My second source is a book about the Carthusians written in 1985 by Robin Bruce Lockhart, the author of Reilly, Ace of Spies . Lockhart became fascinated by this unique religious order and wrote a popular description of their way of life called Halfway to Heaven: The Hidden Life of the Sublime Carthusians . (For the record, when a second edition came out, the monks insisted he drop the word sublime they do not consider themselves any such thing.) If you know something about their life, you might be tempted to say, It may be halfway to heaven, but it sounds a lot closer to the other place! Theirs is a rigorous life but a joyful one, if the monks I have met here are any indication.
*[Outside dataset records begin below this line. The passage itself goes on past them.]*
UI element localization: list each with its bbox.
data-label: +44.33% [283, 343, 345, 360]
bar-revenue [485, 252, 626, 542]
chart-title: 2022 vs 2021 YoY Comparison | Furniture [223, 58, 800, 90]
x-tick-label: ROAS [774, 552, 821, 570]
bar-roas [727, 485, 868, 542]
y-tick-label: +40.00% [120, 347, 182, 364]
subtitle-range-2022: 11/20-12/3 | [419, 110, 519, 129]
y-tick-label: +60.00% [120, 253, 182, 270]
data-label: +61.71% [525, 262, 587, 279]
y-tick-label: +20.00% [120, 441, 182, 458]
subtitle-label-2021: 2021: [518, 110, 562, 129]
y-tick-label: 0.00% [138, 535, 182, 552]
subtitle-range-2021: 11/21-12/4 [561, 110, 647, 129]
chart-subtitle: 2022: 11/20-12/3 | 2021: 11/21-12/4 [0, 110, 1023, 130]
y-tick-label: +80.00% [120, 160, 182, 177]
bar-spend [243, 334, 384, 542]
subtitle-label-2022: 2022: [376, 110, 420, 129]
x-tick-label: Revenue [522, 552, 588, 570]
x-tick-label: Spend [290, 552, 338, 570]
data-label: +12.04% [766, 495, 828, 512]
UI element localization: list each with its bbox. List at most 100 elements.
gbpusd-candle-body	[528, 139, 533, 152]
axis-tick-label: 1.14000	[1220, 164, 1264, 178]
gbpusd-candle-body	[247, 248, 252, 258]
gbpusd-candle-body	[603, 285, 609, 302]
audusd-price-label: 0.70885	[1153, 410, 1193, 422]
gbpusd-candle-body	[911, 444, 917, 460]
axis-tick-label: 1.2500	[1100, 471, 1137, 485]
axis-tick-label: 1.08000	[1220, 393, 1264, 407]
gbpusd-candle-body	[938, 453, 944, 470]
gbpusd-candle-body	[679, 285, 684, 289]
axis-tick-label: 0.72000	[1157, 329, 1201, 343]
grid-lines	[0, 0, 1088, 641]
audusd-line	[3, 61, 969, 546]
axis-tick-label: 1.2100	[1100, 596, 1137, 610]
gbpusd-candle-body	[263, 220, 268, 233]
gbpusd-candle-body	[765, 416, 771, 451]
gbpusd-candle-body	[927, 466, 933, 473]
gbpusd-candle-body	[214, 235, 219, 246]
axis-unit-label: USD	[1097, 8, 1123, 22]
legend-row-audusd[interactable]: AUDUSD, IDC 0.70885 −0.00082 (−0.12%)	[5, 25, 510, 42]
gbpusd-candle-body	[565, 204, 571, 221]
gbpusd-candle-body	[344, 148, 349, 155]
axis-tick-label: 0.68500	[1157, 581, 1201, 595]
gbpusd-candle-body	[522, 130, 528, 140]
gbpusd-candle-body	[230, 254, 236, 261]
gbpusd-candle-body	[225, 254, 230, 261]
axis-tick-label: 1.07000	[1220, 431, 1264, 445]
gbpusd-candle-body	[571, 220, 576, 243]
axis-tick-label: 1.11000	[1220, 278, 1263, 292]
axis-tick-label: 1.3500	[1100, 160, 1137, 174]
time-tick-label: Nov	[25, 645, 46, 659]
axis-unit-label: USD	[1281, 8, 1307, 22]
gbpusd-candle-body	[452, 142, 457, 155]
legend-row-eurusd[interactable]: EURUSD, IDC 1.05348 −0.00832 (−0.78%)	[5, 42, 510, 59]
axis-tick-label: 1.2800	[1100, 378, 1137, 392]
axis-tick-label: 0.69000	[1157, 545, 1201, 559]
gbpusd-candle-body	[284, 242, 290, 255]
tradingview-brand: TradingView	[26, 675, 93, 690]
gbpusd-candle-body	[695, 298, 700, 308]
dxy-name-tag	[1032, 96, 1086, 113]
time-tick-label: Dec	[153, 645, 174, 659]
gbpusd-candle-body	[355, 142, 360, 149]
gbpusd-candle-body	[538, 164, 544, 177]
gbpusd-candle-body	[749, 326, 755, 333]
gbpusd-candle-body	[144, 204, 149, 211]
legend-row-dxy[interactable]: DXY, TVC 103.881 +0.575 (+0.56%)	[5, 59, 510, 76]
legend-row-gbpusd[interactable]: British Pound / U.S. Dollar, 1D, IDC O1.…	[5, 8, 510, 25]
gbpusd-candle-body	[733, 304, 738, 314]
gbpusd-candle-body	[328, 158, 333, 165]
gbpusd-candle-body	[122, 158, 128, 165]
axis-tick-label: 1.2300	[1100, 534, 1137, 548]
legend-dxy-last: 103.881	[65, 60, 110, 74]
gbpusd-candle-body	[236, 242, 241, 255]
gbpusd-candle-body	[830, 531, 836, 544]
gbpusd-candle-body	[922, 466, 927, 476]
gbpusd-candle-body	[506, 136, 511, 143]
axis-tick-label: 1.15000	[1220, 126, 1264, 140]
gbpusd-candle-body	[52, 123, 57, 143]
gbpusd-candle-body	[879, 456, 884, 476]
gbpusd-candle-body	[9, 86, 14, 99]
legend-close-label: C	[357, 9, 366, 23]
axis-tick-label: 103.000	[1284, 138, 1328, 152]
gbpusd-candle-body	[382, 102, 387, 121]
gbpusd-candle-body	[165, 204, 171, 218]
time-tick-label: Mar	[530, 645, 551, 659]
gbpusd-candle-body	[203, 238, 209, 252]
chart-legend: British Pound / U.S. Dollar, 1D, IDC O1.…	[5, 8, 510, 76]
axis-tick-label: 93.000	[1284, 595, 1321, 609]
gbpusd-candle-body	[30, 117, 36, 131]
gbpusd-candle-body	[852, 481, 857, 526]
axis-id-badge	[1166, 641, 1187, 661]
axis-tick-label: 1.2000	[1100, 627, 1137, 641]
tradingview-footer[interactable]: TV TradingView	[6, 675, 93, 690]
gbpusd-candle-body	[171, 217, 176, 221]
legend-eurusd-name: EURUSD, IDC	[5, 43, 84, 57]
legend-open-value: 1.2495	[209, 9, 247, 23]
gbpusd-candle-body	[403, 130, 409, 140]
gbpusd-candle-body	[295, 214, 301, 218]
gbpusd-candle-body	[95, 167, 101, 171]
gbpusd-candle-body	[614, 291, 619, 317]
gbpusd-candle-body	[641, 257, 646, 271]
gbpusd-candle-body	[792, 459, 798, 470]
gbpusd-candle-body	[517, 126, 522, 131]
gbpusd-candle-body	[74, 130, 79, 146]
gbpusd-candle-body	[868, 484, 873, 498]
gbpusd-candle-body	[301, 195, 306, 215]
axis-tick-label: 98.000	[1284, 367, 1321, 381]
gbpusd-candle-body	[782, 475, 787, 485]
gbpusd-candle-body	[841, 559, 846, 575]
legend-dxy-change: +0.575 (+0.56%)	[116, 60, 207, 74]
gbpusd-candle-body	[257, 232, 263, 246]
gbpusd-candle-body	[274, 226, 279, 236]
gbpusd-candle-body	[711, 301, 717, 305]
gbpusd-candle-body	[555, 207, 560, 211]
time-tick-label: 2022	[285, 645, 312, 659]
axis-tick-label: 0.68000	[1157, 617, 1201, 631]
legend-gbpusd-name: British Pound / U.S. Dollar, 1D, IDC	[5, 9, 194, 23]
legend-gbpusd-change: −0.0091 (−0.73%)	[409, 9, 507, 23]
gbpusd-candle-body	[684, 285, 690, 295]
This will be a different kind of travelogue because I will be spending the next four months in one location, and even for the most part within the four walls of one building. Like other travel writers, I will describe the food, the sights, and the customs of the place I am visiting. As time goes on, I hope we will get beneath the surface, like a visitor who spends a lot of time in one place, not a tourist who does Rome or London in four days and then moves on to the next destination. I will be with these men throughout Lent and Easter, and also as the seasons of nature move from winter through spring to summer. I plan to return home the day after the feast of Corpus Christi in late June. (If you want the abridged version of my experience, watch the movie Into Great Silence on fast-forward!)

I arrived here on Friday, February 21, after spending a few days in Rome. I opted to take the train rather than fly so that I could enjoy the lovely Italian countryside at leisure. South of Naples the train went through several tunnels and emerged on the coast, and then hugged it due south. The weather was cloudy and rainy, the resorts along the beaches shuttered for the winter. It should be very lovely to see a shimmering blue sea when I head north at the end of my stay.

As I rode along, I thought of how Saint Bruno himself first came down here nine hundred years ago. He had been a renowned professor at Rheims, but at the age of fifty he and some companions sought a life of solitude, establishing a remote hermitage in the mountains above Grenoble. The alpine valley was called Chartreux, and this became the name for their monastery. (The Grande Chartreuse is where the delicious greenish-yellow liqueur was invented, which in turn is the source for the name of the color.) One of Brunos former pupils was elected pope, and he summoned Bruno to Rome to assist with the reform of the Church. After a couple of years Bruno finally convinced the pope that he was not cut out for the life of ecclesiastical Rome and asked permission to return to the solitude he loved. The pope agreed, but asked him to stay nearby and not return to France. So Bruno made his way south and established the monastery where I am now staying.

I was met at the train station by one of the Carthusian brothers, and we drove for about an hour through verdant hills to the monastery. Brother Marco entered Serra San Bruno at the age of thirty-two and has been here twenty years. He is from this region, Calabria. When I apologized for my poor Italian, he said, You speak it better than I do. (The Calabrians have their own dialect.) His words were not true, but courteous and encouraging.